In questo contesto, le missioni ONU sul terreno si sono attivate per contenere il contagio, assistere i paesi ospite nella risposta all’emergenza sanitaria e assicurare, nel contempo, continuità all’attuazione dei loro mandati. Il Dipartimento per gli Affari Politici e il Peacebuilding ha proseguito e adattato le sue attività di analisi strategica, mediazione, assistenza elettorale, imprimendo un nuovo slancio all’azione diplomatica per consentire una rafforzata assistenza umanitaria e aprire nuovi spazi al dialogo politico nei teatri di conflitto. È inoltre impegnato in un’analisi ad ampio raggio per comprendere e mitigare gli effetti multidimensionali della pandemia sulla stabilità e la sicurezza internazionale e sui processi di consolidamento della pace, ed è coadiuvato in questo sforzo dall’intensificato dinamismo della Commissione per il Peacebuilding.

L’Italia, fin dal principio della crisi, ha invocato una risposta internazionale alla pandemia fondata sui valori di unità e solidarietà, appoggiando prontamente l’appello onusiano per un cessate il fuoco umanitario e ponendosi tra i paesi guida per la creazione di un’alleanza internazionale per lo sviluppo, la produzione e l’equa distribuzione del vaccino e dei trattamenti anti-COVID-19. Il nostro paese ha inoltre avviato un’azione di sensibilizzazione e mobilitazione internazionale a fronte del rischio che, in molte regioni vulnerabili del mondo, la crisi sanitaria possa trasformarsi in una crisi alimentare, generata dai potenziali ostacoli posti all’accesso al cibo e alla funzionalità delle catene di approvvigionamento dalle misure di contenimento del contagio.
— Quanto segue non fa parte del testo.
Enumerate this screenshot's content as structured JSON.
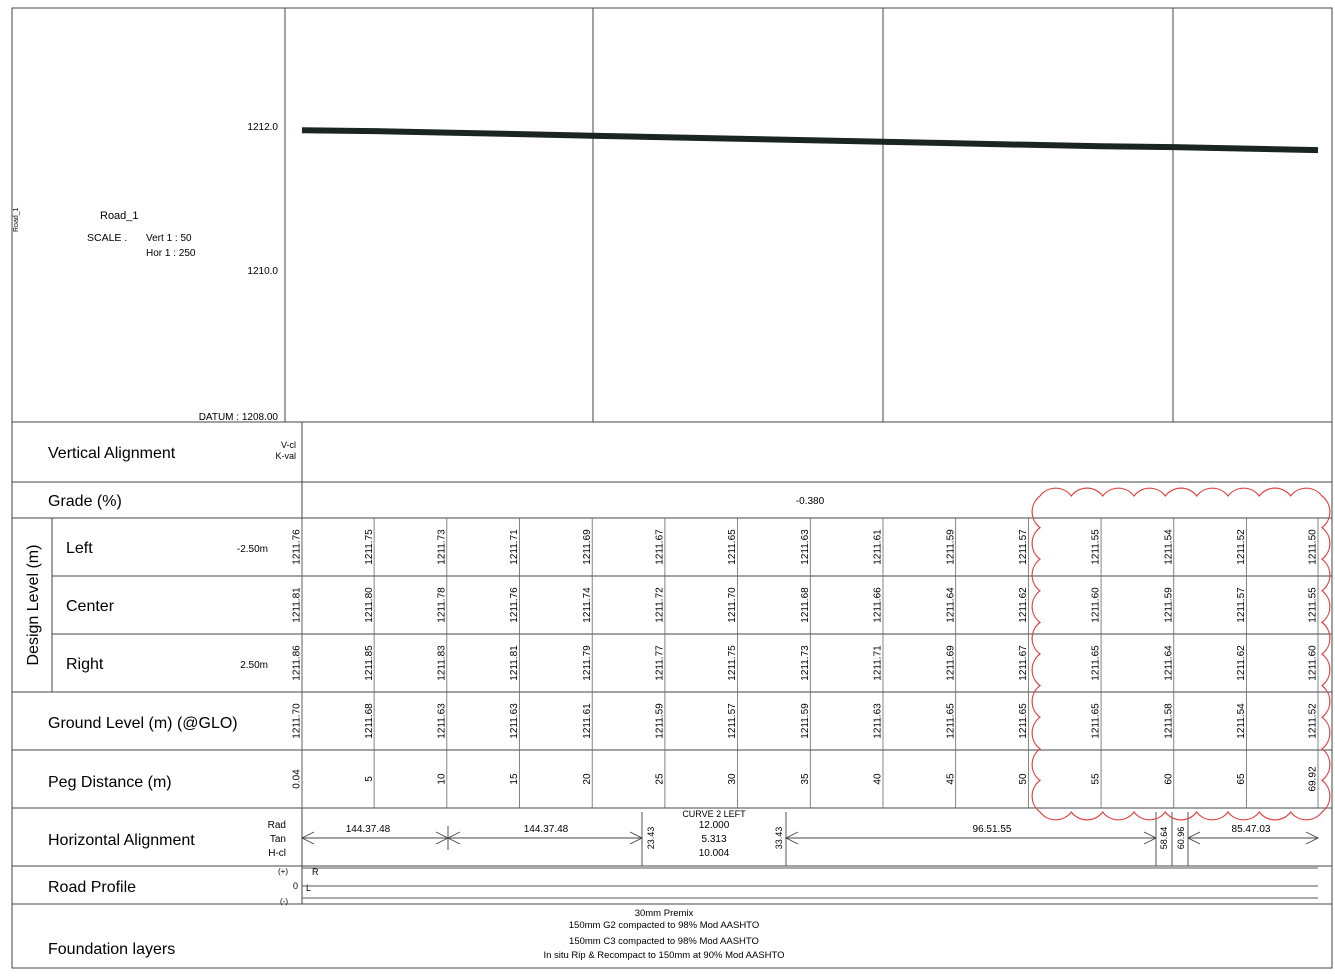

Una risposta efficace e coordinata a livello internazionale alla crisi pandemica passa per un impegno rafforzato a favore del multilateralismo e del ruolo centrale delle Nazioni Unite, valori cui è ancorata la politica estera italiana e oggi quanto mai attuali. In questo frangente, l’esigenza di identificare soluzioni adeguate alla sfida del tutto nuova e multidimensionale posta dal COVID-19 sottende a ogni dimensione e attività dell’ONU, ivi incluse quelle di peacebuilding e sustaining peace, rese ancora più cruciali dall’impatto della pandemia, soprattutto nell’ottica di una ripresa improntata a standard di maggiore resilienza e sostenibilità.